Plusieurs caractéristiques du mouvement telles que les souligneront certaines analyses se retrouvent bien dans les paroles des acteurs : la sociologie très féminine du mouvement, des revendications souvent ignorées par les partis censés représenter les classes populaires, comme le blocage des prix des produits de première nécessité, le rejet des organisations traditionnelles et la nécessité de se structurer quand même, pour imprimer, organiser, porter plus haut les aspirations (1). On redécouvre les vertus de la politique, on refroidit sa colère pour ne pas sauter à la gorge du gérant du magasin qui s’offusque : « Pourquoi y en avait qui bloquait la circulation ? (...) [Emmanuel Macron] essaye petit à petit de faire bouger les choses, c’est pas facile. (...) On a un système qui est quand même pas mal. »

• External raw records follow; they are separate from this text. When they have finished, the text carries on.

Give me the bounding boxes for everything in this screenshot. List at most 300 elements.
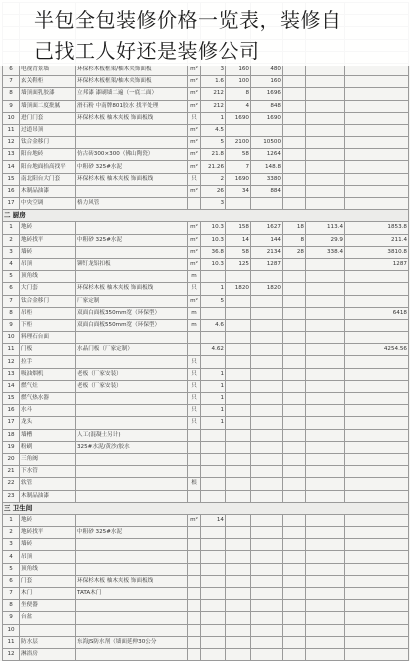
labor-subtotal-cell (306, 539, 345, 551)
subtotal-cell (251, 368, 283, 380)
item-name-cell: 门板 (20, 344, 76, 356)
table-row (3, 600, 409, 612)
total-cell (345, 527, 409, 539)
subtotal-cell: 144 (251, 234, 283, 246)
unit-price-cell (226, 612, 251, 624)
table-row (3, 539, 409, 551)
row-number-cell: 15 (3, 393, 20, 405)
labor-price-cell (283, 198, 306, 210)
subtotal-cell: 848 (251, 100, 283, 112)
total-cell (345, 429, 409, 441)
labor-subtotal-cell (306, 490, 345, 502)
labor-price-cell (283, 149, 306, 161)
subtotal-cell (251, 429, 283, 441)
unit-price-cell (226, 198, 251, 210)
unit-cell: 只 (188, 112, 201, 124)
row-number-cell: 11 (3, 124, 20, 136)
quantity-cell: 10.3 (201, 222, 226, 234)
table-row (3, 466, 409, 478)
unit-cell: m² (188, 246, 201, 258)
unit-cell: m² (188, 514, 201, 526)
table-row (3, 307, 409, 319)
unit-cell: m² (188, 295, 201, 307)
subtotal-cell (251, 624, 283, 636)
unit-cell (188, 563, 201, 575)
row-number-cell: 1 (3, 514, 20, 526)
item-material-cell: 仿古砖300×300（佛山陶瓷） (76, 149, 188, 161)
labor-subtotal-cell (306, 112, 345, 124)
labor-subtotal-cell (306, 551, 345, 563)
table-row (3, 478, 409, 490)
quantity-cell: 3 (201, 63, 226, 75)
unit-price-cell (226, 466, 251, 478)
labor-price-cell (283, 539, 306, 551)
subtotal-cell (251, 393, 283, 405)
subtotal-cell: 148.8 (251, 161, 283, 173)
item-name-cell: 大门套 (20, 283, 76, 295)
unit-cell (188, 539, 201, 551)
total-cell: 211.4 (345, 234, 409, 246)
row-number-cell: 8 (3, 88, 20, 100)
item-name-cell: 防水层 (20, 636, 76, 648)
quantity-cell: 212 (201, 88, 226, 100)
labor-price-cell (283, 624, 306, 636)
table-row (3, 648, 409, 660)
subtotal-cell (251, 551, 283, 563)
unit-price-cell (226, 514, 251, 526)
row-number-cell: 9 (3, 612, 20, 624)
unit-cell: m² (188, 149, 201, 161)
unit-price-cell (226, 307, 251, 319)
item-material-cell: 人工(混凝土另计) (76, 429, 188, 441)
row-number-cell: 12 (3, 356, 20, 368)
total-cell (345, 393, 409, 405)
table-row (3, 124, 409, 136)
unit-cell (188, 636, 201, 648)
quantity-cell: 4.62 (201, 344, 226, 356)
subtotal-cell (251, 539, 283, 551)
item-name-cell: 阳台地面抬高找平 (20, 161, 76, 173)
item-name-cell: 吊顶 (20, 258, 76, 270)
row-number-cell: 17 (3, 417, 20, 429)
item-name-cell: 吊顶 (20, 551, 76, 563)
table-row (3, 393, 409, 405)
unit-price-cell: 7 (226, 161, 251, 173)
row-number-cell: 11 (3, 636, 20, 648)
subtotal-cell (251, 600, 283, 612)
item-name-cell: 燃气灶 (20, 380, 76, 392)
item-name-cell: 中央空调 (20, 198, 76, 210)
subtotal-cell (251, 405, 283, 417)
labor-price-cell (283, 636, 306, 648)
item-material-cell: 中粗砂 325#水泥 (76, 161, 188, 173)
quantity-cell (201, 551, 226, 563)
unit-price-cell: 58 (226, 149, 251, 161)
item-material-cell (76, 137, 188, 149)
total-cell (345, 478, 409, 490)
subtotal-cell: 1696 (251, 88, 283, 100)
labor-subtotal-cell (306, 332, 345, 344)
item-name-cell: 水斗 (20, 405, 76, 417)
labor-price-cell (283, 100, 306, 112)
row-number-cell: 23 (3, 490, 20, 502)
labor-subtotal-cell (306, 600, 345, 612)
item-material-cell (76, 478, 188, 490)
subtotal-cell (251, 575, 283, 587)
subtotal-cell (251, 295, 283, 307)
table-row (3, 356, 409, 368)
labor-price-cell (283, 173, 306, 185)
title-line-1: 半包全包装修价格一览表，装修自 (34, 8, 342, 32)
quantity-cell (201, 356, 226, 368)
total-cell (345, 161, 409, 173)
subtotal-cell (251, 588, 283, 600)
table-row (3, 258, 409, 270)
item-name-cell: 墙砖 (20, 246, 76, 258)
unit-cell (188, 648, 201, 660)
item-name-cell: 钛合金移门 (20, 137, 76, 149)
item-name-cell: 玄关鞋柜 (20, 76, 76, 88)
unit-price-cell (226, 563, 251, 575)
labor-subtotal-cell (306, 76, 345, 88)
labor-price-cell (283, 124, 306, 136)
table-row (3, 563, 409, 575)
labor-subtotal-cell (306, 124, 345, 136)
item-material-cell (76, 222, 188, 234)
quantity-cell (201, 539, 226, 551)
item-name-cell: 过道吊顶 (20, 124, 76, 136)
total-cell (345, 490, 409, 502)
labor-subtotal-cell (306, 368, 345, 380)
total-cell (345, 295, 409, 307)
row-number-cell: 13 (3, 149, 20, 161)
unit-cell: m² (188, 161, 201, 173)
labor-price-cell (283, 575, 306, 587)
quantity-cell: 1 (201, 393, 226, 405)
table-row (3, 112, 409, 124)
labor-subtotal-cell (306, 514, 345, 526)
title-overlay (0, 0, 410, 66)
item-material-cell (76, 393, 188, 405)
table-row (3, 575, 409, 587)
unit-cell: m² (188, 258, 201, 270)
table-row (3, 405, 409, 417)
labor-subtotal-cell (306, 380, 345, 392)
unit-price-cell (226, 588, 251, 600)
subtotal-cell: 1287 (251, 258, 283, 270)
table-row (3, 185, 409, 197)
subtotal-cell (251, 527, 283, 539)
quantity-cell: 1 (201, 405, 226, 417)
total-cell (345, 368, 409, 380)
quantity-cell: 1 (201, 417, 226, 429)
quantity-cell (201, 612, 226, 624)
item-material-cell (76, 453, 188, 465)
labor-price-cell (283, 453, 306, 465)
unit-cell: m² (188, 63, 201, 75)
labor-price-cell (283, 380, 306, 392)
unit-price-cell (226, 478, 251, 490)
unit-cell: m² (188, 100, 201, 112)
table-row (3, 514, 409, 526)
labor-subtotal-cell (306, 295, 345, 307)
labor-price-cell (283, 161, 306, 173)
total-cell: 3810.8 (345, 246, 409, 258)
unit-price-cell: 58 (226, 246, 251, 258)
unit-cell: 只 (188, 393, 201, 405)
item-material-cell: 铆钉龙铝扣板 (76, 258, 188, 270)
item-name-cell: 阳台地砖 (20, 149, 76, 161)
labor-price-cell (283, 429, 306, 441)
labor-price-cell (283, 490, 306, 502)
labor-subtotal-cell (306, 453, 345, 465)
item-material-cell (76, 563, 188, 575)
subtotal-cell (251, 417, 283, 429)
item-name-cell: 地砖找平 (20, 234, 76, 246)
quantity-cell: 212 (201, 100, 226, 112)
total-cell (345, 124, 409, 136)
labor-subtotal-cell: 113.4 (306, 222, 345, 234)
total-cell (345, 380, 409, 392)
item-material-cell (76, 490, 188, 502)
unit-cell: m² (188, 185, 201, 197)
subtotal-cell (251, 563, 283, 575)
total-cell (345, 551, 409, 563)
row-number-cell: 12 (3, 137, 20, 149)
unit-cell: m (188, 319, 201, 331)
total-cell (345, 563, 409, 575)
item-material-cell: TATA木门 (76, 588, 188, 600)
total-cell (345, 405, 409, 417)
table-row (3, 380, 409, 392)
unit-price-cell (226, 271, 251, 283)
unit-price-cell (226, 356, 251, 368)
labor-price-cell (283, 441, 306, 453)
unit-cell: m² (188, 88, 201, 100)
quantity-cell (201, 441, 226, 453)
item-material-cell: 水晶门板（厂家定制） (76, 344, 188, 356)
row-number-cell: 14 (3, 380, 20, 392)
unit-price-cell: 2100 (226, 137, 251, 149)
subtotal-cell (251, 612, 283, 624)
unit-price-cell (226, 636, 251, 648)
item-name-cell: 淋浴房 (20, 648, 76, 660)
section-label: 三 卫生间 (3, 502, 409, 514)
item-name-cell: 三角阀 (20, 453, 76, 465)
item-name-cell: 木门 (20, 588, 76, 600)
item-material-cell: 中粗砂 325#水泥 (76, 527, 188, 539)
labor-subtotal-cell (306, 624, 345, 636)
table-row (3, 295, 409, 307)
subtotal-cell: 2134 (251, 246, 283, 258)
item-name-cell: 坐便器 (20, 600, 76, 612)
unit-price-cell: 1690 (226, 112, 251, 124)
labor-price-cell (283, 563, 306, 575)
labor-subtotal-cell (306, 417, 345, 429)
labor-subtotal-cell (306, 405, 345, 417)
total-cell: 1853.8 (345, 222, 409, 234)
labor-price-cell (283, 551, 306, 563)
quantity-cell: 1 (201, 283, 226, 295)
labor-subtotal-cell (306, 563, 345, 575)
item-material-cell (76, 624, 188, 636)
unit-price-cell (226, 319, 251, 331)
unit-price-cell: 160 (226, 63, 251, 75)
table-row (3, 490, 409, 502)
quantity-cell (201, 453, 226, 465)
quantity-cell (201, 648, 226, 660)
labor-price-cell (283, 393, 306, 405)
quantity-cell (201, 575, 226, 587)
quantity-cell: 10.3 (201, 258, 226, 270)
row-number-cell: 9 (3, 100, 20, 112)
total-cell (345, 100, 409, 112)
row-number-cell: 20 (3, 453, 20, 465)
unit-cell (188, 588, 201, 600)
unit-price-cell: 1690 (226, 173, 251, 185)
unit-price-cell (226, 393, 251, 405)
subtotal-cell: 1690 (251, 112, 283, 124)
subtotal-cell: 1820 (251, 283, 283, 295)
total-cell (345, 417, 409, 429)
item-name-cell: 地砖找平 (20, 527, 76, 539)
unit-price-cell (226, 453, 251, 465)
price-table (2, 2, 409, 661)
labor-price-cell (283, 307, 306, 319)
unit-cell: m² (188, 234, 201, 246)
labor-price-cell (283, 612, 306, 624)
row-number-cell: 13 (3, 368, 20, 380)
quantity-cell: 1 (201, 112, 226, 124)
unit-cell (188, 453, 201, 465)
item-material-cell: 厂家定制 (76, 295, 188, 307)
total-cell (345, 539, 409, 551)
table-row (3, 453, 409, 465)
total-cell (345, 441, 409, 453)
labor-subtotal-cell (306, 636, 345, 648)
labor-price-cell (283, 185, 306, 197)
unit-price-cell: 1820 (226, 283, 251, 295)
labor-subtotal-cell (306, 466, 345, 478)
total-cell (345, 588, 409, 600)
item-name-cell: 燃气热水器 (20, 393, 76, 405)
quantity-cell: 2 (201, 173, 226, 185)
total-cell (345, 319, 409, 331)
table-row (3, 222, 409, 234)
item-name-cell: 粉刷 (20, 441, 76, 453)
subtotal-cell (251, 466, 283, 478)
item-material-cell (76, 124, 188, 136)
subtotal-cell (251, 344, 283, 356)
row-number-cell: 5 (3, 563, 20, 575)
unit-price-cell (226, 490, 251, 502)
row-number-cell: 6 (3, 283, 20, 295)
item-material-cell: 格力风管 (76, 198, 188, 210)
labor-subtotal-cell: 338.4 (306, 246, 345, 258)
row-number-cell: 10 (3, 112, 20, 124)
table-row (3, 198, 409, 210)
labor-subtotal-cell (306, 137, 345, 149)
item-material-cell (76, 539, 188, 551)
row-number-cell: 14 (3, 161, 20, 173)
item-material-cell: 环保杉木板框架/柚木夹饰面板 (76, 76, 188, 88)
labor-subtotal-cell: 29.9 (306, 234, 345, 246)
row-number-cell: 5 (3, 271, 20, 283)
table-row (3, 588, 409, 600)
item-material-cell (76, 356, 188, 368)
row-number-cell: 21 (3, 466, 20, 478)
labor-price-cell (283, 527, 306, 539)
quantity-cell: 14 (201, 514, 226, 526)
labor-price-cell (283, 332, 306, 344)
total-cell (345, 612, 409, 624)
labor-price-cell (283, 258, 306, 270)
total-cell (345, 600, 409, 612)
table-body (3, 3, 409, 661)
subtotal-cell (251, 441, 283, 453)
quantity-cell (201, 271, 226, 283)
unit-cell: 只 (188, 356, 201, 368)
labor-subtotal-cell (306, 283, 345, 295)
labor-subtotal-cell (306, 575, 345, 587)
item-material-cell: 环保杉木板 柚木夹板 饰面板线 (76, 575, 188, 587)
row-number-cell: 2 (3, 234, 20, 246)
subtotal-cell (251, 478, 283, 490)
table-row (3, 319, 409, 331)
item-material-cell (76, 271, 188, 283)
row-number-cell: 7 (3, 76, 20, 88)
row-number-cell: 7 (3, 588, 20, 600)
subtotal-cell (251, 332, 283, 344)
row-number-cell: 4 (3, 551, 20, 563)
subtotal-cell (251, 307, 283, 319)
labor-price-cell (283, 88, 306, 100)
unit-price-cell (226, 539, 251, 551)
labor-price-cell (283, 466, 306, 478)
quantity-cell: 21.26 (201, 161, 226, 173)
row-number-cell: 1 (3, 222, 20, 234)
table-row (3, 417, 409, 429)
subtotal-cell: 3380 (251, 173, 283, 185)
row-number-cell: 17 (3, 198, 20, 210)
item-material-cell: 双面白面板350mm宽（环保型） (76, 307, 188, 319)
item-name-cell: 软管 (20, 478, 76, 490)
item-name-cell: 龙头 (20, 417, 76, 429)
table-row (3, 624, 409, 636)
labor-subtotal-cell (306, 612, 345, 624)
item-material-cell (76, 612, 188, 624)
quantity-cell (201, 636, 226, 648)
row-number-cell: 11 (3, 344, 20, 356)
total-cell (345, 149, 409, 161)
unit-price-cell: 34 (226, 185, 251, 197)
table-row (3, 344, 409, 356)
total-cell (345, 514, 409, 526)
unit-cell (188, 466, 201, 478)
table-row (3, 100, 409, 112)
item-material-cell (76, 648, 188, 660)
unit-price-cell (226, 295, 251, 307)
subtotal-cell (251, 514, 283, 526)
item-material-cell: 环保杉木板 柚木夹板 饰面板线 (76, 112, 188, 124)
section-label: 二 厨房 (3, 210, 409, 222)
item-material-cell: 环保杉木板框架/柚木夹饰面板 (76, 63, 188, 75)
labor-subtotal-cell (306, 198, 345, 210)
item-material-cell (76, 185, 188, 197)
table-row (3, 234, 409, 246)
item-name-cell: 拉手 (20, 356, 76, 368)
labor-price-cell (283, 478, 306, 490)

Transfigurée par la délibération collective, l’indignation devient productive, jusqu’à cette soirée organisée dans la salle des fêtes avec l’une des figures du mouvement, Jérôme Rodrigues (2). Au cours de l’évènement, une dame âgée propre sur elle, paysanne qui a « connu la famine pendant la guerre », prend le micro pour dire sa joie devant la tournure des évènements. Un mouvement de masse, enfin ! Elle ne croyait plus cela possible. « C’est formidable pour nous les anciens. » On se congratule, on s’énergise, on veut frapper plus fort, pousser plus loin le rapport de forces : alors on se donne rendez-vous à l’aube, pour une nouvelle opération « Péage gratuit ». À l’heure dite, ils ne sont que quelques-uns. L’action n’a plus la saveur de la veille. On s’explique, on s’obstine, on donne de son temps — ça dure — et de sa personne — ça craque parfois. Gras met en musique ces moments de la vie militante sans le folklore qui trop souvent la fige.
Lire aussi François Bégaudeau, « Colère », Le Monde diplomatique, février 2022.
Pour les images spectaculaires qui donnent envie d’en découdre (ou de fuir), il faut attendre. La fin du film, le moment du découragement. Comme si le cinéaste se rappelait soudain qu’il disposait aussi de ce pouvoir-là : nous relever du désespoir par le montage. Jusqu’à ce bouquet final, Gras se garde bien de tout lyrisme, préférant montrer sans fard les affres où désespèrent les plus « déter’ » et nous autorisant à identifier en creux les ingrédients manquants du passage de la révolte à la révolution : relais politiques insuffisants, gardiens de l’ordre en place trop puissants (liste non exhaustive). Il attend qu’il n’y ait plus rien à dire, semble-t-il, de la vie collective de ce rond-point fracassée sur les avenues de la capitale, pour prendre le relais. Comme une justification finale de son geste. Le surplus politique du film de Gras tient dans ce lent cheminement effectué par le réalisateur lui-même. De son observation participante. Il n’est pas venu ici confirmer un discours, rencontrer un électorat ou témoigner de la brutalité policière. Il a créé un objet, Un peuple, qui permet au spectateur de déterminer lui-même s’il en est, s’il souhaiterait en être. Ou s’il préfère investir dans un tapis de course.